Gesundheit : Evolutionsforschung: Architekt für das Haus der Biologie

Ernst Mayr hat Geschichte geschrieben - gleich in mehrfacher Hinsicht. Im Museum für Naturkunde wird dem Evolutionsbiologen, den manche für den legitimen Nachfolger Charles Darwins halten, am heutigen Montag (und zum ersten Mal in der Geschichte der Humboldt-Universität) - eine Urkunde zum 75. Jahrestag der Doktorarbeit überreicht.

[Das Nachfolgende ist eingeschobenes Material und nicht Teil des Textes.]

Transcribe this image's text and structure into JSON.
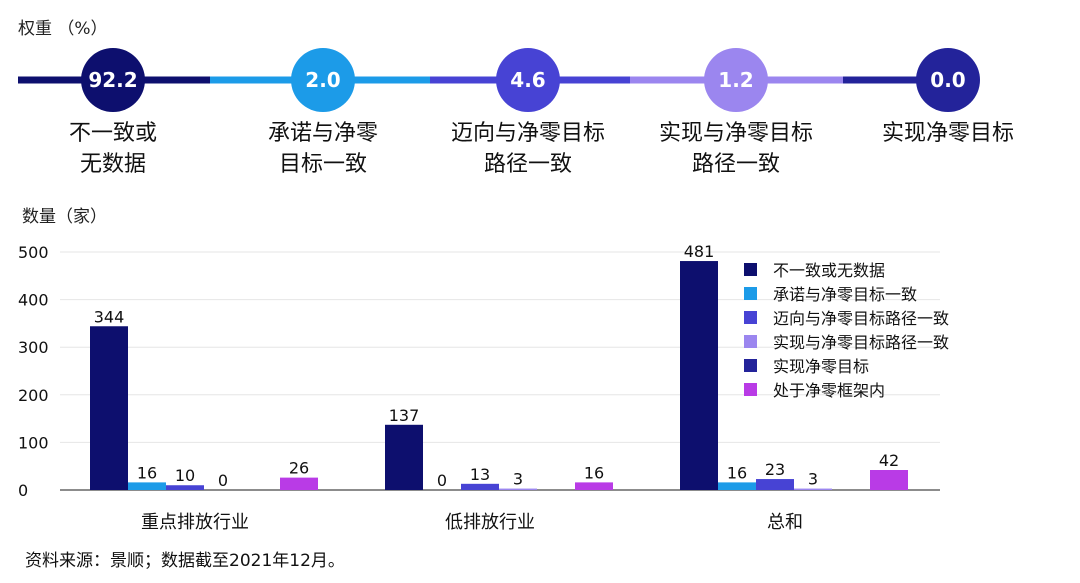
{
  "weights": {
    "title": "权重 （%）",
    "items": [
      {
        "value": "92.2",
        "label": "不一致或\n无数据",
        "color": "#0d0f6e"
      },
      {
        "value": "2.0",
        "label": "承诺与净零\n目标一致",
        "color": "#1c9be8"
      },
      {
        "value": "4.6",
        "label": "迈向与净零目标\n路径一致",
        "color": "#4743d4"
      },
      {
        "value": "1.2",
        "label": "实现与净零目标\n路径一致",
        "color": "#9b86ef"
      },
      {
        "value": "0.0",
        "label": "实现净零目标",
        "color": "#23239a"
      }
    ]
  },
  "count_title": "数量（家）",
  "source": "资料来源：景顺；数据截至2021年12月。",
  "colors": {
    "s1": "#0d0f6e",
    "s2": "#1c9be8",
    "s3": "#4743d4",
    "s4": "#9b86ef",
    "s5": "#23239a",
    "s6": "#b93be6"
  },
  "chart_data": {
    "type": "bar",
    "categories": [
      "重点排放行业",
      "低排放行业",
      "总和"
    ],
    "series": [
      {
        "name": "不一致或无数据",
        "values": [
          344,
          137,
          481
        ]
      },
      {
        "name": "承诺与净零目标一致",
        "values": [
          16,
          0,
          16
        ]
      },
      {
        "name": "迈向与净零目标路径一致",
        "values": [
          10,
          13,
          23
        ]
      },
      {
        "name": "实现与净零目标路径一致",
        "values": [
          0,
          3,
          3
        ]
      },
      {
        "name": "实现净零目标",
        "values": [
          null,
          null,
          null
        ]
      },
      {
        "name": "处于净零框架内",
        "values": [
          26,
          16,
          42
        ]
      }
    ],
    "ylim": [
      0,
      500
    ],
    "yticks": [
      0,
      100,
      200,
      300,
      400,
      500
    ],
    "ylabel": "数量（家）",
    "legend_position": "right"
  }
}
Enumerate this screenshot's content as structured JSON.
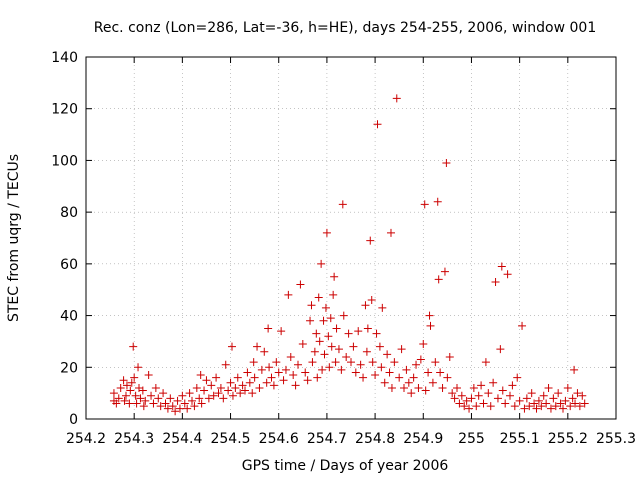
{
  "chart_data": {
    "type": "scatter",
    "title": "Rec. conz (Lon=286, Lat=-36, h=HE), days 254-255, 2006, window 001",
    "xlabel": "GPS time / Days of year 2006",
    "ylabel": "STEC from uqrg / TECUs",
    "xlim": [
      254.2,
      255.3
    ],
    "ylim": [
      0,
      140
    ],
    "xticks": [
      254.2,
      254.3,
      254.4,
      254.5,
      254.6,
      254.7,
      254.8,
      254.9,
      255,
      255.1,
      255.2,
      255.3
    ],
    "xtick_labels": [
      "254.2",
      "254.3",
      "254.4",
      "254.5",
      "254.6",
      "254.7",
      "254.8",
      "254.9",
      "255",
      "255.1",
      "255.2",
      "255.3"
    ],
    "yticks": [
      0,
      20,
      40,
      60,
      80,
      100,
      120,
      140
    ],
    "ytick_labels": [
      "0",
      "20",
      "40",
      "60",
      "80",
      "100",
      "120",
      "140"
    ],
    "grid": true,
    "legend": "none",
    "marker": "plus",
    "color": "#cc0000",
    "points": [
      [
        254.258,
        7
      ],
      [
        254.258,
        10
      ],
      [
        254.263,
        6
      ],
      [
        254.268,
        8
      ],
      [
        254.272,
        12
      ],
      [
        254.278,
        15
      ],
      [
        254.28,
        7
      ],
      [
        254.283,
        9
      ],
      [
        254.285,
        13
      ],
      [
        254.29,
        6
      ],
      [
        254.292,
        11
      ],
      [
        254.295,
        14
      ],
      [
        254.298,
        28
      ],
      [
        254.3,
        16
      ],
      [
        254.303,
        9
      ],
      [
        254.305,
        6
      ],
      [
        254.308,
        20
      ],
      [
        254.31,
        12
      ],
      [
        254.313,
        8
      ],
      [
        254.318,
        11
      ],
      [
        254.32,
        5
      ],
      [
        254.323,
        7
      ],
      [
        254.33,
        17
      ],
      [
        254.335,
        9
      ],
      [
        254.34,
        6
      ],
      [
        254.345,
        12
      ],
      [
        254.35,
        8
      ],
      [
        254.355,
        5
      ],
      [
        254.36,
        10
      ],
      [
        254.365,
        6
      ],
      [
        254.37,
        4
      ],
      [
        254.375,
        8
      ],
      [
        254.38,
        5
      ],
      [
        254.385,
        3
      ],
      [
        254.39,
        7
      ],
      [
        254.395,
        4
      ],
      [
        254.4,
        9
      ],
      [
        254.405,
        6
      ],
      [
        254.41,
        4
      ],
      [
        254.415,
        10
      ],
      [
        254.42,
        7
      ],
      [
        254.425,
        5
      ],
      [
        254.43,
        12
      ],
      [
        254.435,
        8
      ],
      [
        254.438,
        17
      ],
      [
        254.44,
        6
      ],
      [
        254.445,
        11
      ],
      [
        254.45,
        15
      ],
      [
        254.455,
        8
      ],
      [
        254.46,
        13
      ],
      [
        254.465,
        9
      ],
      [
        254.47,
        16
      ],
      [
        254.475,
        10
      ],
      [
        254.48,
        12
      ],
      [
        254.485,
        8
      ],
      [
        254.49,
        21
      ],
      [
        254.495,
        11
      ],
      [
        254.5,
        14
      ],
      [
        254.503,
        28
      ],
      [
        254.505,
        9
      ],
      [
        254.51,
        12
      ],
      [
        254.515,
        16
      ],
      [
        254.52,
        10
      ],
      [
        254.525,
        13
      ],
      [
        254.53,
        11
      ],
      [
        254.535,
        18
      ],
      [
        254.54,
        14
      ],
      [
        254.545,
        10
      ],
      [
        254.548,
        22
      ],
      [
        254.55,
        16
      ],
      [
        254.555,
        28
      ],
      [
        254.56,
        12
      ],
      [
        254.565,
        19
      ],
      [
        254.57,
        26
      ],
      [
        254.575,
        14
      ],
      [
        254.578,
        35
      ],
      [
        254.58,
        20
      ],
      [
        254.585,
        16
      ],
      [
        254.59,
        13
      ],
      [
        254.595,
        22
      ],
      [
        254.6,
        18
      ],
      [
        254.605,
        34
      ],
      [
        254.61,
        15
      ],
      [
        254.615,
        19
      ],
      [
        254.62,
        48
      ],
      [
        254.625,
        24
      ],
      [
        254.63,
        17
      ],
      [
        254.635,
        13
      ],
      [
        254.64,
        21
      ],
      [
        254.645,
        52
      ],
      [
        254.65,
        29
      ],
      [
        254.655,
        18
      ],
      [
        254.66,
        15
      ],
      [
        254.665,
        38
      ],
      [
        254.668,
        44
      ],
      [
        254.67,
        22
      ],
      [
        254.675,
        26
      ],
      [
        254.678,
        33
      ],
      [
        254.68,
        16
      ],
      [
        254.683,
        47
      ],
      [
        254.685,
        30
      ],
      [
        254.688,
        60
      ],
      [
        254.69,
        19
      ],
      [
        254.693,
        38
      ],
      [
        254.695,
        25
      ],
      [
        254.698,
        43
      ],
      [
        254.7,
        72
      ],
      [
        254.703,
        32
      ],
      [
        254.705,
        20
      ],
      [
        254.708,
        39
      ],
      [
        254.71,
        28
      ],
      [
        254.713,
        48
      ],
      [
        254.715,
        55
      ],
      [
        254.718,
        22
      ],
      [
        254.72,
        35
      ],
      [
        254.725,
        27
      ],
      [
        254.73,
        19
      ],
      [
        254.733,
        83
      ],
      [
        254.735,
        40
      ],
      [
        254.74,
        24
      ],
      [
        254.745,
        33
      ],
      [
        254.75,
        22
      ],
      [
        254.755,
        28
      ],
      [
        254.76,
        18
      ],
      [
        254.765,
        34
      ],
      [
        254.77,
        21
      ],
      [
        254.775,
        16
      ],
      [
        254.78,
        44
      ],
      [
        254.783,
        26
      ],
      [
        254.785,
        35
      ],
      [
        254.79,
        69
      ],
      [
        254.793,
        46
      ],
      [
        254.795,
        22
      ],
      [
        254.8,
        17
      ],
      [
        254.803,
        33
      ],
      [
        254.805,
        114
      ],
      [
        254.81,
        28
      ],
      [
        254.813,
        20
      ],
      [
        254.815,
        43
      ],
      [
        254.82,
        14
      ],
      [
        254.825,
        25
      ],
      [
        254.83,
        18
      ],
      [
        254.833,
        72
      ],
      [
        254.835,
        12
      ],
      [
        254.84,
        22
      ],
      [
        254.845,
        124
      ],
      [
        254.85,
        16
      ],
      [
        254.855,
        27
      ],
      [
        254.86,
        12
      ],
      [
        254.865,
        19
      ],
      [
        254.87,
        14
      ],
      [
        254.875,
        10
      ],
      [
        254.88,
        16
      ],
      [
        254.885,
        21
      ],
      [
        254.89,
        12
      ],
      [
        254.895,
        23
      ],
      [
        254.9,
        29
      ],
      [
        254.903,
        83
      ],
      [
        254.905,
        11
      ],
      [
        254.91,
        18
      ],
      [
        254.913,
        40
      ],
      [
        254.915,
        36
      ],
      [
        254.92,
        14
      ],
      [
        254.925,
        22
      ],
      [
        254.93,
        84
      ],
      [
        254.932,
        54
      ],
      [
        254.935,
        18
      ],
      [
        254.94,
        12
      ],
      [
        254.945,
        57
      ],
      [
        254.948,
        99
      ],
      [
        254.95,
        16
      ],
      [
        254.955,
        24
      ],
      [
        254.96,
        10
      ],
      [
        254.965,
        8
      ],
      [
        254.97,
        12
      ],
      [
        254.975,
        6
      ],
      [
        254.98,
        9
      ],
      [
        254.985,
        5
      ],
      [
        254.99,
        7
      ],
      [
        254.995,
        4
      ],
      [
        255.0,
        8
      ],
      [
        255.005,
        12
      ],
      [
        255.01,
        5
      ],
      [
        255.015,
        9
      ],
      [
        255.02,
        13
      ],
      [
        255.025,
        6
      ],
      [
        255.03,
        22
      ],
      [
        255.035,
        10
      ],
      [
        255.04,
        5
      ],
      [
        255.045,
        14
      ],
      [
        255.05,
        53
      ],
      [
        255.055,
        8
      ],
      [
        255.06,
        27
      ],
      [
        255.063,
        59
      ],
      [
        255.065,
        11
      ],
      [
        255.07,
        6
      ],
      [
        255.075,
        56
      ],
      [
        255.08,
        9
      ],
      [
        255.085,
        13
      ],
      [
        255.09,
        5
      ],
      [
        255.095,
        16
      ],
      [
        255.1,
        7
      ],
      [
        255.105,
        36
      ],
      [
        255.11,
        4
      ],
      [
        255.115,
        8
      ],
      [
        255.12,
        5
      ],
      [
        255.125,
        10
      ],
      [
        255.13,
        6
      ],
      [
        255.135,
        4
      ],
      [
        255.14,
        7
      ],
      [
        255.145,
        5
      ],
      [
        255.15,
        9
      ],
      [
        255.155,
        6
      ],
      [
        255.16,
        12
      ],
      [
        255.165,
        4
      ],
      [
        255.17,
        8
      ],
      [
        255.175,
        5
      ],
      [
        255.18,
        10
      ],
      [
        255.185,
        6
      ],
      [
        255.19,
        4
      ],
      [
        255.195,
        7
      ],
      [
        255.2,
        12
      ],
      [
        255.205,
        5
      ],
      [
        255.21,
        8
      ],
      [
        255.213,
        19
      ],
      [
        255.215,
        6
      ],
      [
        255.22,
        10
      ],
      [
        255.225,
        5
      ],
      [
        255.23,
        9
      ],
      [
        255.235,
        6
      ]
    ]
  }
}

Nachdem sich der am 5. Juli 1904 in Kempten im Allgäu geborene Mayr seine ersten wissenschaftlichen Sporen am Museum für Naturkunde in Berlin verdient hatte, wurde er 1926 an der Berliner Universität mit einer Arbeit zur Ausbreitungsgeschichte des Girlitz, einer inzwischen heimischen Singvogelart, promoviert. Nach einer beispiellosen Karriere als Systematiker und Zoologe, die ihn später an das Naturkundemuseum in New York und die Harvard-Universität im amerikanischen Cambridge führten, ist Ernst Mayr zum Geschichtslehrer der Biologie par excellence geworden.

Begonnen hat Ernst Mayr einst als Biosystematiker und als Naturbeobachter, denen bis heute oft noch das Image des kauzig-harmlosen Schmetterlingsfängers anhaftet. Als die Physik in den ersten Jahrzehnten des vergangenen Jahrhunderts mit Quanten- und Relativitätstheorie eine Umwälzung erlebte, war Ernst Mayr auf Vogeljagd im Südwestpazifik. Was für Charles Darwin der Galapagos-Archipel war, das wurden für Mayr Neuguinea und die Salomon-Inseln. Wo für viele Zoologen die Arbeit endet, war für Mayr aber das eigene Untersuchungsobjekt nur Ausgangspunkt für generelle evolutionsbiologische Schlussfolgerungen.

Bekannt geworden ist er als einer der Architekten der Synthetischen Theorie der Evolution - jenem Gedankengebäude, in dem er gemeinsam mit anderen Darwins Konzept der natürlichen Auslese mit den Befunden der Genetik und Paläontologie in Einklang brachte. Auch später haben Mayrs grundlegende Arbeiten zur Systematik, insbesondere zum Konzept der Art und der Artenbildung sowie seine philosophischen Ausführungen viele Biologen geprägt.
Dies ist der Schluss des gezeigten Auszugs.